Why Each Operation Is Logarithmic
Each insertion involves at most three heap operations: a push into small, a pop from small followed by a push into large, and possibly a pop from large followed by a push into small. Each heap operation is O(log N), so the total insertion cost is O(log N). The median query only accesses the tops of the heaps, which is O(1).
Rust Solution
use std::collections::BinaryHeap;
use std::cmp::Reverse;
struct MedianFinder {
small: BinaryHeap<i32>,
large: BinaryHeap<Reverse<i32>>
}
/**
* `&self` means the method takes an immutable reference.

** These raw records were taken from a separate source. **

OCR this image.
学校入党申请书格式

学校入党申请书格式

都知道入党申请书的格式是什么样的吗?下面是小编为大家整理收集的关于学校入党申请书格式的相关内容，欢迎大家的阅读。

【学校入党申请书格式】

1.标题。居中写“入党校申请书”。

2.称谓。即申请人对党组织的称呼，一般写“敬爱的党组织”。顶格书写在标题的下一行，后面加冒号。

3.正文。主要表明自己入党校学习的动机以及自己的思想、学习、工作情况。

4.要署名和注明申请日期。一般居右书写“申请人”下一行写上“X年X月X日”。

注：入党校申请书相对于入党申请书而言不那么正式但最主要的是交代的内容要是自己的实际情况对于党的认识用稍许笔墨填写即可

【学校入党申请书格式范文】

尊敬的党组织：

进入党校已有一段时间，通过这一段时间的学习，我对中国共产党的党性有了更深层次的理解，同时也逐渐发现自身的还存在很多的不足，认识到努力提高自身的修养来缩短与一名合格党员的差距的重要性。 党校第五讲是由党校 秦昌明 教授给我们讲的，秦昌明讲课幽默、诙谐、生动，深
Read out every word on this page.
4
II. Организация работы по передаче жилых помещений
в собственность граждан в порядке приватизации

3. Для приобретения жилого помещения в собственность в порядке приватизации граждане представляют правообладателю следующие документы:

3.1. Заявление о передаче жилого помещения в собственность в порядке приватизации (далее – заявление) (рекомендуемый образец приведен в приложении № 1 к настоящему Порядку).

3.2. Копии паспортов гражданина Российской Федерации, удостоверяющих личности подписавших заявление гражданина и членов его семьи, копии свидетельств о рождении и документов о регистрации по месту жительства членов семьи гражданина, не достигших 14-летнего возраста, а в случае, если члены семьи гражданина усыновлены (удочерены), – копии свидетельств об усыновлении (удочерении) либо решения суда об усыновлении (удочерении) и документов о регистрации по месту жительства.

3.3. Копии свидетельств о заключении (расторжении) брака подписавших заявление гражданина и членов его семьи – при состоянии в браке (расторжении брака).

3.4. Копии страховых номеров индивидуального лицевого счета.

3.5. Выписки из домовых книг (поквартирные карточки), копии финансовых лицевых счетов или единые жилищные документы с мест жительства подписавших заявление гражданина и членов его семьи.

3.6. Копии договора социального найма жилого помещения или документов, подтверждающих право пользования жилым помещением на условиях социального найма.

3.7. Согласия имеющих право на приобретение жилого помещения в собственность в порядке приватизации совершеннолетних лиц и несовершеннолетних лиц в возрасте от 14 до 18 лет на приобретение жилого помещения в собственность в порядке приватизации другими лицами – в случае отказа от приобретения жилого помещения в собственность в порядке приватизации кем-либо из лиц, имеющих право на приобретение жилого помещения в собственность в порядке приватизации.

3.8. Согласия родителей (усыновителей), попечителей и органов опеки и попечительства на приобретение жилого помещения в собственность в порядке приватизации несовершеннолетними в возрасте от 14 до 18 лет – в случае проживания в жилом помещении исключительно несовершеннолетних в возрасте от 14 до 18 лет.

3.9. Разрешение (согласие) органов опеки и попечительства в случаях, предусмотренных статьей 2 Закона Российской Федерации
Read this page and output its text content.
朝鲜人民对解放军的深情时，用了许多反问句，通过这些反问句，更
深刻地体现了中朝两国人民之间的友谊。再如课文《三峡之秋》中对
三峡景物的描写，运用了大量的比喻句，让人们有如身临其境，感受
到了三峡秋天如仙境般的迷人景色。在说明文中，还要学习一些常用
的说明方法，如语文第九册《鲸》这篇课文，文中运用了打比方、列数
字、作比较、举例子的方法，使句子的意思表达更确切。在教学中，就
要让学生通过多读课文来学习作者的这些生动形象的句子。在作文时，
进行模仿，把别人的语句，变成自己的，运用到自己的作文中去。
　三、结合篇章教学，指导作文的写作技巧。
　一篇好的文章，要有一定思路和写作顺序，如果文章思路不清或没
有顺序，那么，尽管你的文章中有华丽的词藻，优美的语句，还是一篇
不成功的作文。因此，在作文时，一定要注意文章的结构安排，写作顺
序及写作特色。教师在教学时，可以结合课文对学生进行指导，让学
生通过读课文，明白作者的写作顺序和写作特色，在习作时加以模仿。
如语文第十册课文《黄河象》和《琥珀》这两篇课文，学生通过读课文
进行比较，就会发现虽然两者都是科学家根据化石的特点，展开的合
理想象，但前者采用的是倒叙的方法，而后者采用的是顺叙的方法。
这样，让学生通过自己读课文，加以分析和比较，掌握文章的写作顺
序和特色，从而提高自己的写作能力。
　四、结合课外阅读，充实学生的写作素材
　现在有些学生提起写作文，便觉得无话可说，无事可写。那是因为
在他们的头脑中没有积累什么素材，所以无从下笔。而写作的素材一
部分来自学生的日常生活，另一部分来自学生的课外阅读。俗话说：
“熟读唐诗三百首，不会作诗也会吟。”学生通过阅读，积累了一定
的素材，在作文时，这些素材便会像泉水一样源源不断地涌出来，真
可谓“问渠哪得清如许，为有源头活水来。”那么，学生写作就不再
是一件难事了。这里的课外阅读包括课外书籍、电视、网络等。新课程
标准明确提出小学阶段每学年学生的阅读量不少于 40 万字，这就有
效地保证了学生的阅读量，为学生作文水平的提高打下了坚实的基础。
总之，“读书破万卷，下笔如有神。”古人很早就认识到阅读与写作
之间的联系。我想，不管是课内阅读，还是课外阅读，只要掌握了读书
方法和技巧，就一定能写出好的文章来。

* If you need a mutable reference, change it to `&mut self` instead.
*/
impl MedianFinder {
fn new() -> Self {
MedianFinder {
small: BinaryHeap::new(),
large: BinaryHeap::new(),
}
}
fn add_num(&mut self, num: i32) {
self.small.push(num);
if let Some(max_of_small) = self.small.pop() {
self.large.push(Reverse(max_of_small));
}
if self.large.len() > self.small.len() {
if let Some(Reverse(min_of_large)) = self.large.pop() {
self.small.push(min_of_large);
}
}
}
fn find_median(&self) -> f64 {
if self.small.len() > self.large.len() {
return *self.small.peek().unwrap() as f64;
}
let s = *self.small.peek().unwrap();
let l = self.large.peek().unwrap().0;
(s as f64 + l as f64) / 2.0
}
}
/**
* Your MedianFinder object will be instantiated and called as such:
* let obj = MedianFinder::new();
* obj.add_num(num);
* let ret_2: f64 = obj.find_median();
*/The Rust implementation leverages the standard library’s BinaryHeap, which is a max-heap by default. To simulate a min-heap, I use the Reverse wrapper from std::cmp, which inverts the comparison order. The small field is a straightforward max-heap — its peek() returns the largest element of the lower half. The large field uses BinaryHeap<Reverse<i32>>, turning the native max-heap into an effective min-heap whose peek() returns the smallest of the upper half. The insertion protocol always routes the element through small first, then transfers the maximum to large, and finally rebalances if large has grown too big. The unwrap() calls in find_median are safe because this function is only called after at least one insertion, guaranteeing that small is never empty.
Conclusion
Find Median from Data Stream is a classic data structure design problem. The idea of splitting elements into two halves using a pair of complementary heaps — a max-heap for the lower half and a min-heap for the upper half — transforms what seems to require a fully sorted list into an elegant O(log N) insertion and O(1) query operation. The heaps act as two opposing mountains whose peaks always point toward the center of the stream, and keeping them in balance is all it takes for the median to always be within arm’s reach.